A Lighter View
TMI revisited
By K.E.H. Stagg
April 2, 2009
The Three Mile Island nuclear reactor accident in 1979 made international headlines. Even residents in the outer reaches of the globe—where I was at the time—heard about the release of radioactive material into the atmosphere and were justifiably concerned.
What is amazing is that, although the Susquehanna River was polluted, the amount of radiation most area residents were exposed to was no more than the equivalent of a chest x-ray or the entire year’s sun intake. Tests and studies conducted since the partial core meltdown supposedly showed that no long-term effects could be attributed to TMI.
TMI may not currently register on the radioactive scale, but the theory that it never did is suspect at best. I’m not naming any names, but the open secret among Commonwealth agencies is that most of the odd ducks resulting from TMI are employed at the State. I’m not talking about people glowing in the dark—this strangeness usually is far more subliminal, although there is nothing subtle about the individual who rides a reclining bicycle no matter what the weather and clearly views bathing and hair brushing as a matter of personal choice.
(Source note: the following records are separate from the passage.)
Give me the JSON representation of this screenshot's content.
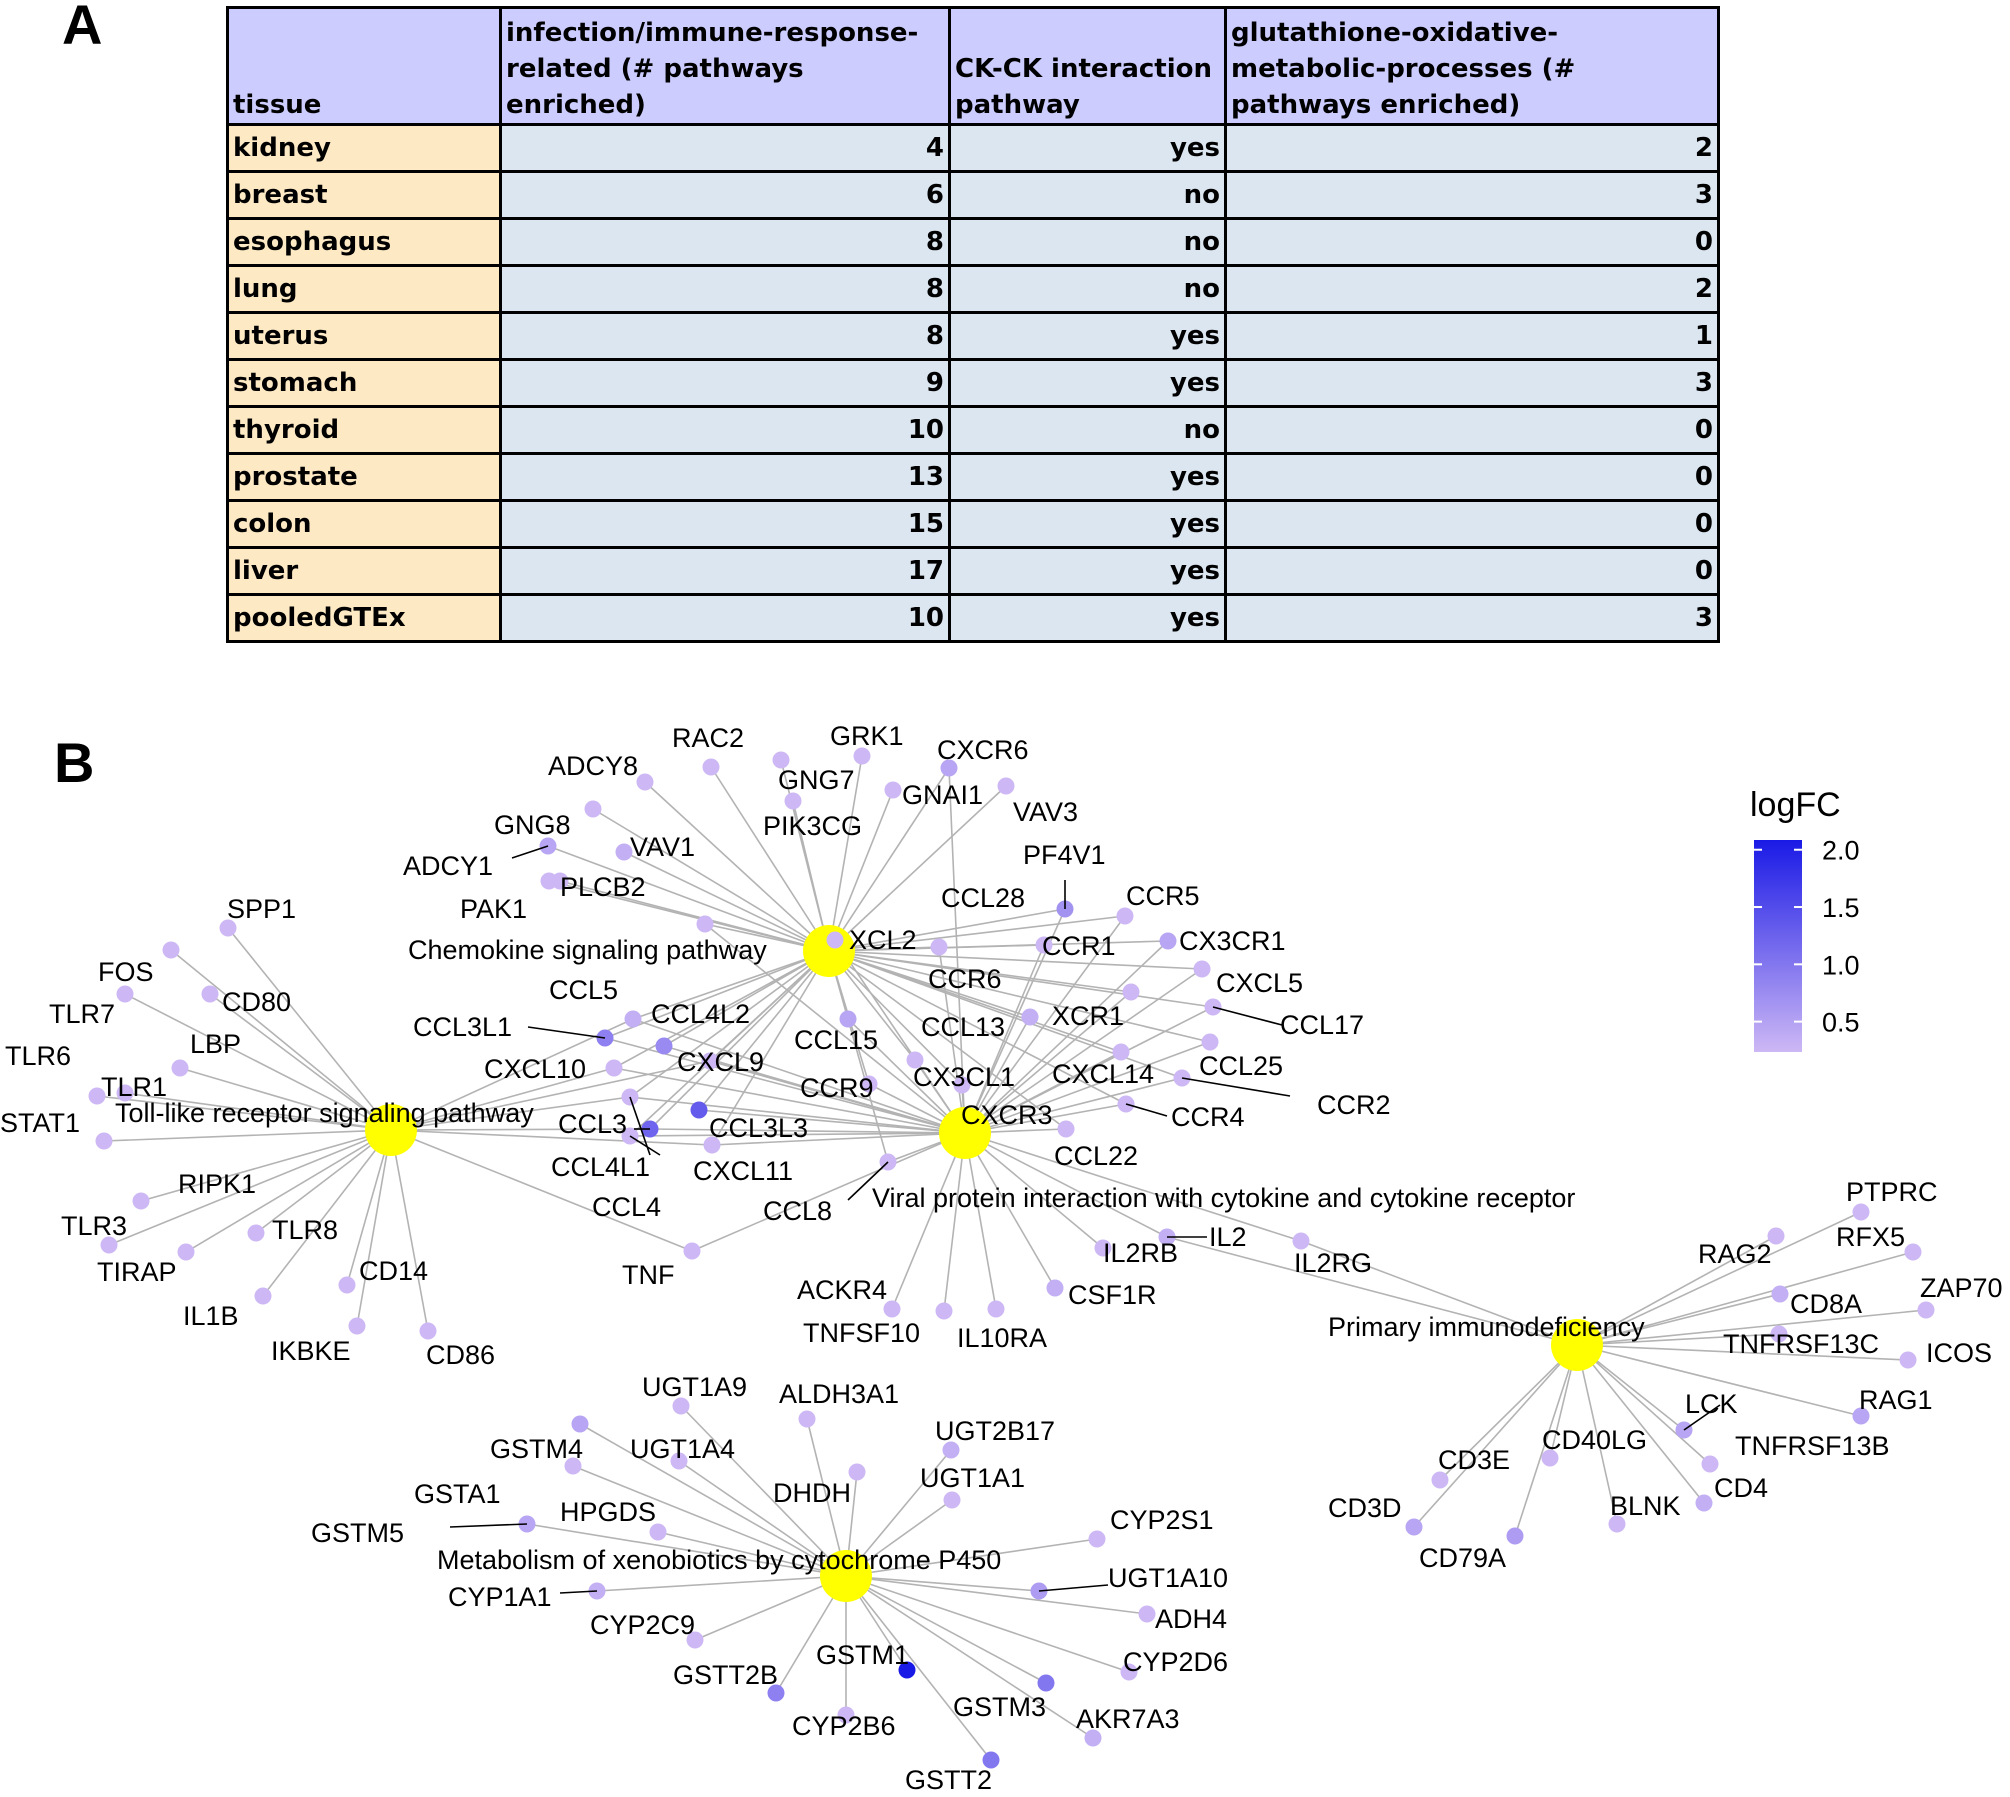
{
  "panel_a": {
    "letter": "A",
    "headers": [
      "tissue",
      "infection/immune-response-related (# pathways enriched)",
      "CK-CK  interaction pathway",
      "glutathione-oxidative-metabolic-processes (# pathways enriched)"
    ],
    "rows": [
      {
        "tissue": "kidney",
        "infection": "4",
        "ckck": "yes",
        "glutathione": "2"
      },
      {
        "tissue": "breast",
        "infection": "6",
        "ckck": "no",
        "glutathione": "3"
      },
      {
        "tissue": "esophagus",
        "infection": "8",
        "ckck": "no",
        "glutathione": "0"
      },
      {
        "tissue": "lung",
        "infection": "8",
        "ckck": "no",
        "glutathione": "2"
      },
      {
        "tissue": "uterus",
        "infection": "8",
        "ckck": "yes",
        "glutathione": "1"
      },
      {
        "tissue": "stomach",
        "infection": "9",
        "ckck": "yes",
        "glutathione": "3"
      },
      {
        "tissue": "thyroid",
        "infection": "10",
        "ckck": "no",
        "glutathione": "0"
      },
      {
        "tissue": "prostate",
        "infection": "13",
        "ckck": "yes",
        "glutathione": "0"
      },
      {
        "tissue": "colon",
        "infection": "15",
        "ckck": "yes",
        "glutathione": "0"
      },
      {
        "tissue": "liver",
        "infection": "17",
        "ckck": "yes",
        "glutathione": "0"
      },
      {
        "tissue": "pooledGTEx",
        "infection": "10",
        "ckck": "yes",
        "glutathione": "3"
      }
    ]
  },
  "panel_b": {
    "letter": "B",
    "legend": {
      "title": "logFC",
      "ticks": [
        "2.0",
        "1.5",
        "1.0",
        "0.5"
      ],
      "color_low": "#cdb8f5",
      "color_high": "#1a1ae6"
    },
    "pathway_color": "#ffff00",
    "pathways": [
      {
        "id": "chemokine",
        "label": "Chemokine signaling pathway"
      },
      {
        "id": "tlr",
        "label": "Toll-like receptor signaling pathway"
      },
      {
        "id": "viral",
        "label": "Viral protein interaction with cytokine and cytokine receptor"
      },
      {
        "id": "pid",
        "label": "Primary immunodeficiency"
      },
      {
        "id": "xeno",
        "label": "Metabolism of xenobiotics by cytochrome P450"
      }
    ],
    "genes": [
      {
        "label": "ADCY8",
        "level": 0.3,
        "pathways": [
          "chemokine"
        ]
      },
      {
        "label": "RAC2",
        "level": 0.3,
        "pathways": [
          "chemokine"
        ]
      },
      {
        "label": "GRK1",
        "level": 0.3,
        "pathways": [
          "chemokine"
        ]
      },
      {
        "label": "CXCR6",
        "level": 0.5,
        "pathways": [
          "chemokine",
          "viral"
        ]
      },
      {
        "label": "GNG7",
        "level": 0.3,
        "pathways": [
          "chemokine"
        ]
      },
      {
        "label": "GNAI1",
        "level": 0.3,
        "pathways": [
          "chemokine"
        ]
      },
      {
        "label": "VAV3",
        "level": 0.3,
        "pathways": [
          "chemokine"
        ]
      },
      {
        "label": "GNG8",
        "level": 0.3,
        "pathways": [
          "chemokine"
        ]
      },
      {
        "label": "PIK3CG",
        "level": 0.3,
        "pathways": [
          "chemokine"
        ]
      },
      {
        "label": "VAV1",
        "level": 0.4,
        "pathways": [
          "chemokine"
        ]
      },
      {
        "label": "ADCY1",
        "level": 0.5,
        "pathways": [
          "chemokine"
        ]
      },
      {
        "label": "PLCB2",
        "level": 0.3,
        "pathways": [
          "chemokine"
        ]
      },
      {
        "label": "PAK1",
        "level": 0.3,
        "pathways": [
          "chemokine"
        ]
      },
      {
        "label": "PF4V1",
        "level": 0.7,
        "pathways": [
          "chemokine",
          "viral"
        ]
      },
      {
        "label": "CCL28",
        "level": 0.3,
        "pathways": [
          "chemokine",
          "viral"
        ]
      },
      {
        "label": "CCR5",
        "level": 0.3,
        "pathways": [
          "chemokine",
          "viral"
        ]
      },
      {
        "label": "XCL2",
        "level": 0.3,
        "pathways": [
          "chemokine",
          "viral"
        ]
      },
      {
        "label": "CCR1",
        "level": 0.3,
        "pathways": [
          "chemokine",
          "viral"
        ]
      },
      {
        "label": "CX3CR1",
        "level": 0.5,
        "pathways": [
          "chemokine",
          "viral"
        ]
      },
      {
        "label": "CCR6",
        "level": 0.3,
        "pathways": [
          "chemokine",
          "viral"
        ]
      },
      {
        "label": "CXCL5",
        "level": 0.3,
        "pathways": [
          "chemokine",
          "viral"
        ]
      },
      {
        "label": "CCL17",
        "level": 0.3,
        "pathways": [
          "chemokine",
          "viral"
        ]
      },
      {
        "label": "XCR1",
        "level": 0.4,
        "pathways": [
          "chemokine",
          "viral"
        ]
      },
      {
        "label": "CCL13",
        "level": 0.3,
        "pathways": [
          "chemokine",
          "viral"
        ]
      },
      {
        "label": "CCL15",
        "level": 0.5,
        "pathways": [
          "chemokine",
          "viral"
        ]
      },
      {
        "label": "CCL5",
        "level": 0.4,
        "pathways": [
          "chemokine",
          "viral",
          "tlr"
        ]
      },
      {
        "label": "CCL4L2",
        "level": 0.8,
        "pathways": [
          "chemokine",
          "viral"
        ]
      },
      {
        "label": "CCL3L1",
        "level": 0.9,
        "pathways": [
          "chemokine",
          "viral"
        ]
      },
      {
        "label": "CXCL9",
        "level": 0.3,
        "pathways": [
          "chemokine",
          "viral",
          "tlr"
        ]
      },
      {
        "label": "CXCL10",
        "level": 0.3,
        "pathways": [
          "chemokine",
          "viral",
          "tlr"
        ]
      },
      {
        "label": "CCL25",
        "level": 0.3,
        "pathways": [
          "chemokine",
          "viral"
        ]
      },
      {
        "label": "CXCL14",
        "level": 0.3,
        "pathways": [
          "chemokine",
          "viral"
        ]
      },
      {
        "label": "CCR2",
        "level": 0.3,
        "pathways": [
          "chemokine",
          "viral"
        ]
      },
      {
        "label": "CX3CL1",
        "level": 0.3,
        "pathways": [
          "chemokine",
          "viral"
        ]
      },
      {
        "label": "CCR9",
        "level": 0.3,
        "pathways": [
          "chemokine",
          "viral"
        ]
      },
      {
        "label": "CCR4",
        "level": 0.3,
        "pathways": [
          "chemokine",
          "viral"
        ]
      },
      {
        "label": "CXCR3",
        "level": 0.3,
        "pathways": [
          "chemokine",
          "viral"
        ]
      },
      {
        "label": "CCL3",
        "level": 1.2,
        "pathways": [
          "chemokine",
          "viral",
          "tlr"
        ]
      },
      {
        "label": "CCL3L3",
        "level": 1.3,
        "pathways": [
          "chemokine",
          "viral"
        ]
      },
      {
        "label": "CCL22",
        "level": 0.3,
        "pathways": [
          "chemokine",
          "viral"
        ]
      },
      {
        "label": "CCL4L1",
        "level": 0.3,
        "pathways": [
          "chemokine",
          "viral"
        ]
      },
      {
        "label": "CXCL11",
        "level": 0.3,
        "pathways": [
          "chemokine",
          "viral",
          "tlr"
        ]
      },
      {
        "label": "CCL4",
        "level": 0.3,
        "pathways": [
          "chemokine",
          "viral",
          "tlr"
        ]
      },
      {
        "label": "CCL8",
        "level": 0.3,
        "pathways": [
          "chemokine",
          "viral"
        ]
      },
      {
        "label": "TNF",
        "level": 0.3,
        "pathways": [
          "viral",
          "tlr"
        ]
      },
      {
        "label": "SPP1",
        "level": 0.3,
        "pathways": [
          "tlr"
        ]
      },
      {
        "label": "FOS",
        "level": 0.3,
        "pathways": [
          "tlr"
        ]
      },
      {
        "label": "CD80",
        "level": 0.3,
        "pathways": [
          "tlr"
        ]
      },
      {
        "label": "TLR7",
        "level": 0.3,
        "pathways": [
          "tlr"
        ]
      },
      {
        "label": "LBP",
        "level": 0.3,
        "pathways": [
          "tlr"
        ]
      },
      {
        "label": "TLR6",
        "level": 0.3,
        "pathways": [
          "tlr"
        ]
      },
      {
        "label": "TLR1",
        "level": 0.3,
        "pathways": [
          "tlr"
        ]
      },
      {
        "label": "STAT1",
        "level": 0.3,
        "pathways": [
          "tlr"
        ]
      },
      {
        "label": "RIPK1",
        "level": 0.3,
        "pathways": [
          "tlr"
        ]
      },
      {
        "label": "TLR3",
        "level": 0.3,
        "pathways": [
          "tlr"
        ]
      },
      {
        "label": "TLR8",
        "level": 0.3,
        "pathways": [
          "tlr"
        ]
      },
      {
        "label": "TIRAP",
        "level": 0.3,
        "pathways": [
          "tlr"
        ]
      },
      {
        "label": "CD14",
        "level": 0.3,
        "pathways": [
          "tlr"
        ]
      },
      {
        "label": "IL1B",
        "level": 0.3,
        "pathways": [
          "tlr"
        ]
      },
      {
        "label": "IKBKE",
        "level": 0.3,
        "pathways": [
          "tlr"
        ]
      },
      {
        "label": "CD86",
        "level": 0.3,
        "pathways": [
          "tlr"
        ]
      },
      {
        "label": "IL2",
        "level": 0.4,
        "pathways": [
          "viral",
          "pid"
        ]
      },
      {
        "label": "IL2RB",
        "level": 0.3,
        "pathways": [
          "viral"
        ]
      },
      {
        "label": "IL2RG",
        "level": 0.3,
        "pathways": [
          "viral",
          "pid"
        ]
      },
      {
        "label": "ACKR4",
        "level": 0.3,
        "pathways": [
          "viral"
        ]
      },
      {
        "label": "CSF1R",
        "level": 0.4,
        "pathways": [
          "viral"
        ]
      },
      {
        "label": "TNFSF10",
        "level": 0.3,
        "pathways": [
          "viral"
        ]
      },
      {
        "label": "IL10RA",
        "level": 0.3,
        "pathways": [
          "viral"
        ]
      },
      {
        "label": "PTPRC",
        "level": 0.3,
        "pathways": [
          "pid"
        ]
      },
      {
        "label": "RAG2",
        "level": 0.3,
        "pathways": [
          "pid"
        ]
      },
      {
        "label": "RFX5",
        "level": 0.3,
        "pathways": [
          "pid"
        ]
      },
      {
        "label": "CD8A",
        "level": 0.4,
        "pathways": [
          "pid"
        ]
      },
      {
        "label": "ZAP70",
        "level": 0.3,
        "pathways": [
          "pid"
        ]
      },
      {
        "label": "TNFRSF13C",
        "level": 0.3,
        "pathways": [
          "pid"
        ]
      },
      {
        "label": "ICOS",
        "level": 0.3,
        "pathways": [
          "pid"
        ]
      },
      {
        "label": "LCK",
        "level": 0.5,
        "pathways": [
          "pid"
        ]
      },
      {
        "label": "RAG1",
        "level": 0.5,
        "pathways": [
          "pid"
        ]
      },
      {
        "label": "CD3E",
        "level": 0.3,
        "pathways": [
          "pid"
        ]
      },
      {
        "label": "CD40LG",
        "level": 0.3,
        "pathways": [
          "pid"
        ]
      },
      {
        "label": "TNFRSF13B",
        "level": 0.3,
        "pathways": [
          "pid"
        ]
      },
      {
        "label": "CD4",
        "level": 0.4,
        "pathways": [
          "pid"
        ]
      },
      {
        "label": "CD3D",
        "level": 0.5,
        "pathways": [
          "pid"
        ]
      },
      {
        "label": "BLNK",
        "level": 0.3,
        "pathways": [
          "pid"
        ]
      },
      {
        "label": "CD79A",
        "level": 0.6,
        "pathways": [
          "pid"
        ]
      },
      {
        "label": "UGT1A9",
        "level": 0.3,
        "pathways": [
          "xeno"
        ]
      },
      {
        "label": "ALDH3A1",
        "level": 0.3,
        "pathways": [
          "xeno"
        ]
      },
      {
        "label": "GSTM4",
        "level": 0.5,
        "pathways": [
          "xeno"
        ]
      },
      {
        "label": "UGT1A4",
        "level": 0.3,
        "pathways": [
          "xeno"
        ]
      },
      {
        "label": "UGT2B17",
        "level": 0.4,
        "pathways": [
          "xeno"
        ]
      },
      {
        "label": "GSTA1",
        "level": 0.3,
        "pathways": [
          "xeno"
        ]
      },
      {
        "label": "DHDH",
        "level": 0.3,
        "pathways": [
          "xeno"
        ]
      },
      {
        "label": "UGT1A1",
        "level": 0.3,
        "pathways": [
          "xeno"
        ]
      },
      {
        "label": "HPGDS",
        "level": 0.3,
        "pathways": [
          "xeno"
        ]
      },
      {
        "label": "GSTM5",
        "level": 0.5,
        "pathways": [
          "xeno"
        ]
      },
      {
        "label": "CYP2S1",
        "level": 0.3,
        "pathways": [
          "xeno"
        ]
      },
      {
        "label": "UGT1A10",
        "level": 0.6,
        "pathways": [
          "xeno"
        ]
      },
      {
        "label": "CYP1A1",
        "level": 0.4,
        "pathways": [
          "xeno"
        ]
      },
      {
        "label": "CYP2C9",
        "level": 0.3,
        "pathways": [
          "xeno"
        ]
      },
      {
        "label": "ADH4",
        "level": 0.3,
        "pathways": [
          "xeno"
        ]
      },
      {
        "label": "GSTM1",
        "level": 2.0,
        "pathways": [
          "xeno"
        ]
      },
      {
        "label": "GSTT2B",
        "level": 0.9,
        "pathways": [
          "xeno"
        ]
      },
      {
        "label": "CYP2D6",
        "level": 0.3,
        "pathways": [
          "xeno"
        ]
      },
      {
        "label": "CYP2B6",
        "level": 0.3,
        "pathways": [
          "xeno"
        ]
      },
      {
        "label": "GSTM3",
        "level": 1.0,
        "pathways": [
          "xeno"
        ]
      },
      {
        "label": "AKR7A3",
        "level": 0.4,
        "pathways": [
          "xeno"
        ]
      },
      {
        "label": "GSTT2",
        "level": 1.0,
        "pathways": [
          "xeno"
        ]
      }
    ]
  }
}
Personal grooming is the impetus for another person’s unexplainable behavior. More often than not when entering the women’s restroom on a particular floor, I encounter a woman in the process of fixing her hair with a curling iron. Does she not have electricity at home? Does her bus leave before daylight? And why is she fixing her hair in the middle of the day—why not when first arriving at work?
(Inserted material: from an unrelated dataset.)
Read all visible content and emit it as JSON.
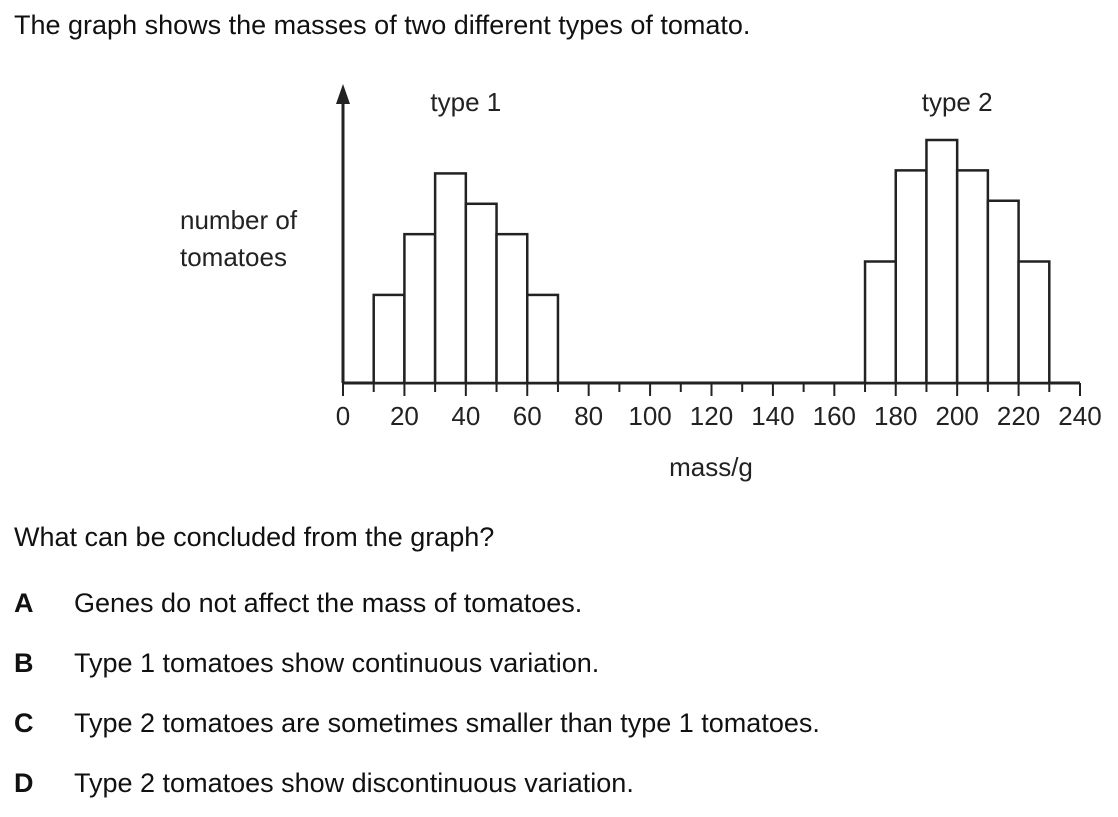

Behavior isn’t the only cause for pause. Blue hair rinses are somewhat expected in ladies of a certain age in a vain attempt to cover up grey, but bright blue hair standing out all over the place. Didn’t punk have its brief heyday in the 1980s? You couldn’t pay me enough to ink myself with the messages and symbols I see on the ankles, necks, arms and even heads of some state workers! And if I were compelled by law to stick a barbell in my tongue, I’d emigrate.
No, there’s such a high concentration of questionable characters in this area, it suggests the test results so highly touted in favor of TMI’s not affecting the local populace are completely bogus. In addition to the Mad Cyclist, I have personally met (this is not my aunt’s cousin’s hairdresser’s niece by marriage who swears it’s true and has even checked with Snopes; I can verify this as an eye-witness) an individual who claims to own an invisible bird, and sometimes goes looking for it in other people’s cubicles when it’s “lost.” Not only does this individual reside within TMI’s radiation fallout zone, but also served time aboard a nuclear submarine.